Crossing the Atlantic
To Praia via Casablanca
16.03.2018
Mid-January gloom in Eastern Canada accompanied by mix of heavy snowfalls and freezing rain is inspirational enough to change the ambience. A shift to a warmer climate would do the trick. Still, there are a number of options to consider – some spots are hot and humid with plethora of bugs others dry and windy with the creepy crawlies in winter slumber. The latter is always preferred and the next step is to concentrate on the exact location. The Caribbean has been over-explored, the Indian Ocean is far and jetlaggy not the mention the Pacific with its tyrannical distances. So, the problem has been practically solved – the Atlantic it is and its insect-void representative at this time of year, Cabo Verde, seems to be the perfect choice under the sun.
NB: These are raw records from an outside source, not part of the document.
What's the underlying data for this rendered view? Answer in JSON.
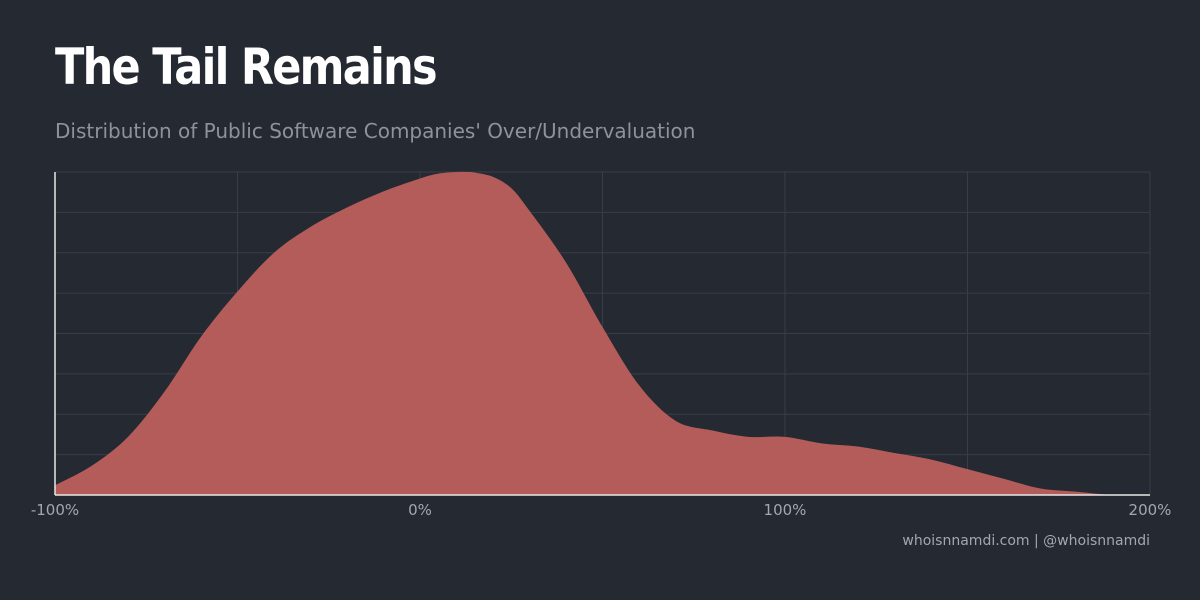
{
  "header": {
    "title": "The Tail Remains",
    "subtitle": "Distribution of Public Software Companies' Over/Undervaluation"
  },
  "footer": {
    "credit": "whoisnnamdi.com | @whoisnnamdi"
  },
  "colors": {
    "background": "#252932",
    "fill": "#c0605c",
    "grid": "#383d47",
    "axis": "#e8e8e8"
  },
  "chart_data": {
    "type": "area",
    "title": "The Tail Remains",
    "subtitle": "Distribution of Public Software Companies' Over/Undervaluation",
    "xlabel": "",
    "ylabel": "",
    "xlim": [
      -100,
      200
    ],
    "ylim": [
      0,
      1
    ],
    "x_ticks": [
      -100,
      0,
      100,
      200
    ],
    "x_tick_labels": [
      "-100%",
      "0%",
      "100%",
      "200%"
    ],
    "grid": true,
    "legend": "none",
    "series": [
      {
        "x": [
          -100,
          -90,
          -80,
          -70,
          -60,
          -50,
          -40,
          -30,
          -20,
          -10,
          0,
          5,
          10,
          13,
          15,
          20,
          25,
          30,
          40,
          50,
          60,
          70,
          80,
          90,
          100,
          110,
          120,
          130,
          140,
          150,
          160,
          170,
          180,
          190,
          200
        ],
        "y": [
          0.03,
          0.09,
          0.18,
          0.32,
          0.49,
          0.63,
          0.75,
          0.83,
          0.89,
          0.94,
          0.98,
          0.995,
          1.0,
          1.0,
          0.998,
          0.985,
          0.95,
          0.88,
          0.72,
          0.52,
          0.34,
          0.23,
          0.2,
          0.18,
          0.18,
          0.16,
          0.15,
          0.13,
          0.11,
          0.08,
          0.05,
          0.02,
          0.01,
          0.0,
          0.0
        ]
      }
    ]
  }
}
Getting there is not as strait forward as one would expect these jet-setting days. Cabo Verde is practically unknown archipelago despite its historical significance, relatively sparsely populated and off the radar of the American package sales people. There are no more than three options of flying to this part of the world and the best at the time of planning was the Air Canada route with their “low cost” version called Rouge. Despite its connotation of cramped “commonness” the flight was very empty with the central three rows devoid of customers. After gaining altitude the space was free for all and many “economy” customers had their trip in first class sleeping arrangement.
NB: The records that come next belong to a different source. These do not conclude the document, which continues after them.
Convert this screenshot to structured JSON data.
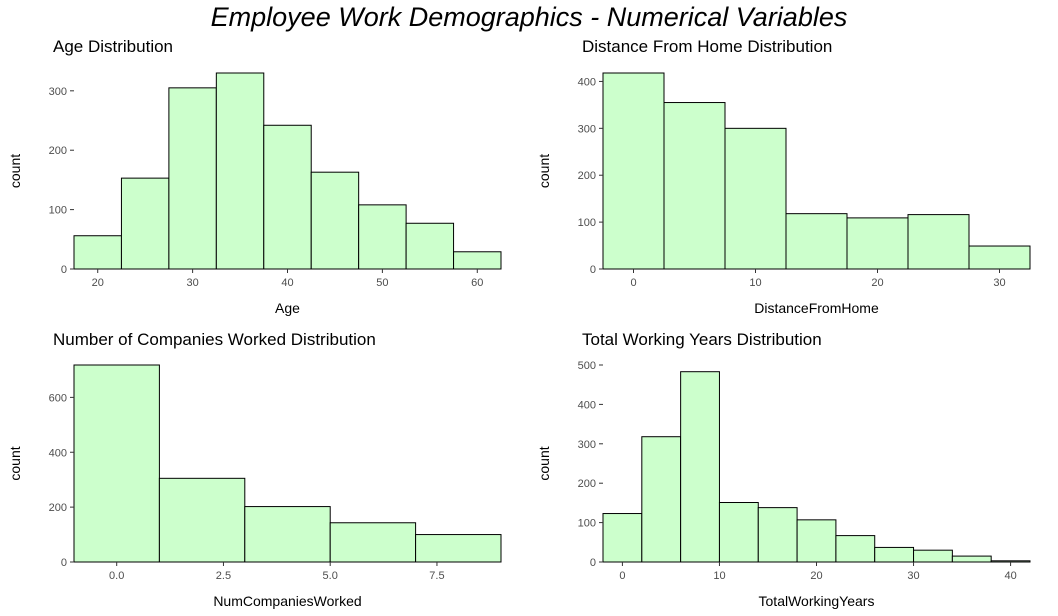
{
  "title": "Employee Work Demographics - Numerical Variables",
  "style": {
    "bar_fill": "#ccffcc",
    "bar_stroke": "#000000",
    "axis_color": "#333333",
    "tick_text_color": "#4d4d4d"
  },
  "chart_data": [
    {
      "type": "bar",
      "title": "Age Distribution",
      "xlabel": "Age",
      "ylabel": "count",
      "grid": false,
      "bins": [
        {
          "start": 17.5,
          "end": 22.5,
          "count": 56
        },
        {
          "start": 22.5,
          "end": 27.5,
          "count": 153
        },
        {
          "start": 27.5,
          "end": 32.5,
          "count": 305
        },
        {
          "start": 32.5,
          "end": 37.5,
          "count": 330
        },
        {
          "start": 37.5,
          "end": 42.5,
          "count": 242
        },
        {
          "start": 42.5,
          "end": 47.5,
          "count": 163
        },
        {
          "start": 47.5,
          "end": 52.5,
          "count": 108
        },
        {
          "start": 52.5,
          "end": 57.5,
          "count": 77
        },
        {
          "start": 57.5,
          "end": 62.5,
          "count": 29
        }
      ],
      "xlim": [
        17.5,
        62.5
      ],
      "ylim": [
        0,
        330
      ],
      "xticks": [
        20,
        30,
        40,
        50,
        60
      ],
      "xtick_labels": [
        "20",
        "30",
        "40",
        "50",
        "60"
      ],
      "yticks": [
        0,
        100,
        200,
        300
      ],
      "ytick_labels": [
        "0",
        "100",
        "200",
        "300"
      ]
    },
    {
      "type": "bar",
      "title": "Distance From Home Distribution",
      "xlabel": "DistanceFromHome",
      "ylabel": "count",
      "grid": false,
      "bins": [
        {
          "start": -2.5,
          "end": 2.5,
          "count": 418
        },
        {
          "start": 2.5,
          "end": 7.5,
          "count": 355
        },
        {
          "start": 7.5,
          "end": 12.5,
          "count": 300
        },
        {
          "start": 12.5,
          "end": 17.5,
          "count": 118
        },
        {
          "start": 17.5,
          "end": 22.5,
          "count": 109
        },
        {
          "start": 22.5,
          "end": 27.5,
          "count": 116
        },
        {
          "start": 27.5,
          "end": 32.5,
          "count": 49
        }
      ],
      "xlim": [
        -2.5,
        32.5
      ],
      "ylim": [
        0,
        418
      ],
      "xticks": [
        0,
        10,
        20,
        30
      ],
      "xtick_labels": [
        "0",
        "10",
        "20",
        "30"
      ],
      "yticks": [
        0,
        100,
        200,
        300,
        400
      ],
      "ytick_labels": [
        "0",
        "100",
        "200",
        "300",
        "400"
      ]
    },
    {
      "type": "bar",
      "title": "Number of Companies Worked Distribution",
      "xlabel": "NumCompaniesWorked",
      "ylabel": "count",
      "grid": false,
      "bins": [
        {
          "start": -1,
          "end": 1,
          "count": 718
        },
        {
          "start": 1,
          "end": 3,
          "count": 305
        },
        {
          "start": 3,
          "end": 5,
          "count": 202
        },
        {
          "start": 5,
          "end": 7,
          "count": 143
        },
        {
          "start": 7,
          "end": 9,
          "count": 100
        }
      ],
      "xlim": [
        -1,
        9
      ],
      "ylim": [
        0,
        718
      ],
      "xticks": [
        0,
        2.5,
        5,
        7.5
      ],
      "xtick_labels": [
        "0.0",
        "2.5",
        "5.0",
        "7.5"
      ],
      "yticks": [
        0,
        200,
        400,
        600
      ],
      "ytick_labels": [
        "0",
        "200",
        "400",
        "600"
      ]
    },
    {
      "type": "bar",
      "title": "Total Working Years Distribution",
      "xlabel": "TotalWorkingYears",
      "ylabel": "count",
      "grid": false,
      "bins": [
        {
          "start": -2,
          "end": 2,
          "count": 123
        },
        {
          "start": 2,
          "end": 6,
          "count": 318
        },
        {
          "start": 6,
          "end": 10,
          "count": 483
        },
        {
          "start": 10,
          "end": 14,
          "count": 151
        },
        {
          "start": 14,
          "end": 18,
          "count": 138
        },
        {
          "start": 18,
          "end": 22,
          "count": 107
        },
        {
          "start": 22,
          "end": 26,
          "count": 67
        },
        {
          "start": 26,
          "end": 30,
          "count": 37
        },
        {
          "start": 30,
          "end": 34,
          "count": 30
        },
        {
          "start": 34,
          "end": 38,
          "count": 15
        },
        {
          "start": 38,
          "end": 42,
          "count": 3
        }
      ],
      "xlim": [
        -2,
        42
      ],
      "ylim": [
        0,
        500
      ],
      "xticks": [
        0,
        10,
        20,
        30,
        40
      ],
      "xtick_labels": [
        "0",
        "10",
        "20",
        "30",
        "40"
      ],
      "yticks": [
        0,
        100,
        200,
        300,
        400,
        500
      ],
      "ytick_labels": [
        "0",
        "100",
        "200",
        "300",
        "400",
        "500"
      ]
    }
  ]
}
Once on the ground in Casablanca there was the usual dilemma popping up when confronted by a steep price of a taxi ride to downtown. People with more zest for thrift might want to investigate in advance the transport options. The taxi is by far the most convenient one but a price of approximately 30 Euros for a beaten up Mercedes vehicle opens up space for competition. The train is more complicated since it brings you to a station downtown and then comes the inescapable taxi ride but still, one might save up to two thirds of the price depending on how close the station is to the hotel. In some cases “Casaport” (one of the downtown stations) which is very close to the business district and old town could be even walking distance from the hotels that have been clustered around there.
Sheraton view of Casaport and the Atlantic
Casablanca’s old town is the typical maze of Arab classical urban architecture with narrow streets many shops lined up alongside and the odd mosque here and there all enclosed within mighty walls. Compared to Marrakesh though, the size and intensity of this old town are way down the scale so, as an introduction to life in Morocco it is perfect but at the same time it is not the most exciting example of such Magrebian-Arab-Mediterranean phenomena.
The general impression of Casablanca is of a huge city mostly built and run alongside foreign concepts of city life which provide not too much of the excitement that brings the encounter of new and unfamiliar culture.
Since this was just a stopover there was not much love lost before the next flight to the little-known archipelago in the Atlantic Ocean called Cabo Verde. It seems to avoid the limelight as if to mislead possible competitors in the maritime exploration. While Christopher Columbus was quite aware of its location and even used it for his third trip to the New World, modern-day regular folks from countries located on different continents still have no idea whether this is a town or a geographical feature of the coastline?!
Royal Air Maroc had the best connections to this island country and the best service possible especially considering the customers with their lack of discipline and numerous pieces of hand luggage. Another plus was their superb interactive trip map and of course the very decent food plus some exotic beer that was not advertized but provided happily without charge when on request.
The unfortunate aspect of this flight was its night-time nature. Considering the fact that it included a “technical stop” in Guinea – Bissau it would have been a feast for the senses of avid geographers to be able to watch the Sahara turn into the Sahel and then into the jungles of West Africa. What to do?! C’est la vie!
The Cabo Verde gateway as far as Air Maroc is concerned is the capital city of Praia. Due to the limited number of Caboverdian embassies it is impractical to force tourists to obtain visas abroad and hence they offer the service right there on the tarmac at the entry point. Unfortunately, the process takes time and considering the early morning hours it is not the best welcome one might clamour for. Once through the doors there is more unpleasant action in the shape of self-styled businessmen who very aggressively offer their porter service by depriving the visitors of their bags. After a couple of minutes it becomes obvious why they think they have a business to run. The parking where the pre-paid hotel car is located is on a steep hill up from the exit of the terminal. Well, it all gravitates around what their customers decide to pay them since the service and the price are not advertised in advance and the unwitting “client” could be rather angry about the expectations form the whole set-up as the businessmen themselves would be as well if not paid at all; in brief, consumer-be-aware type of situation.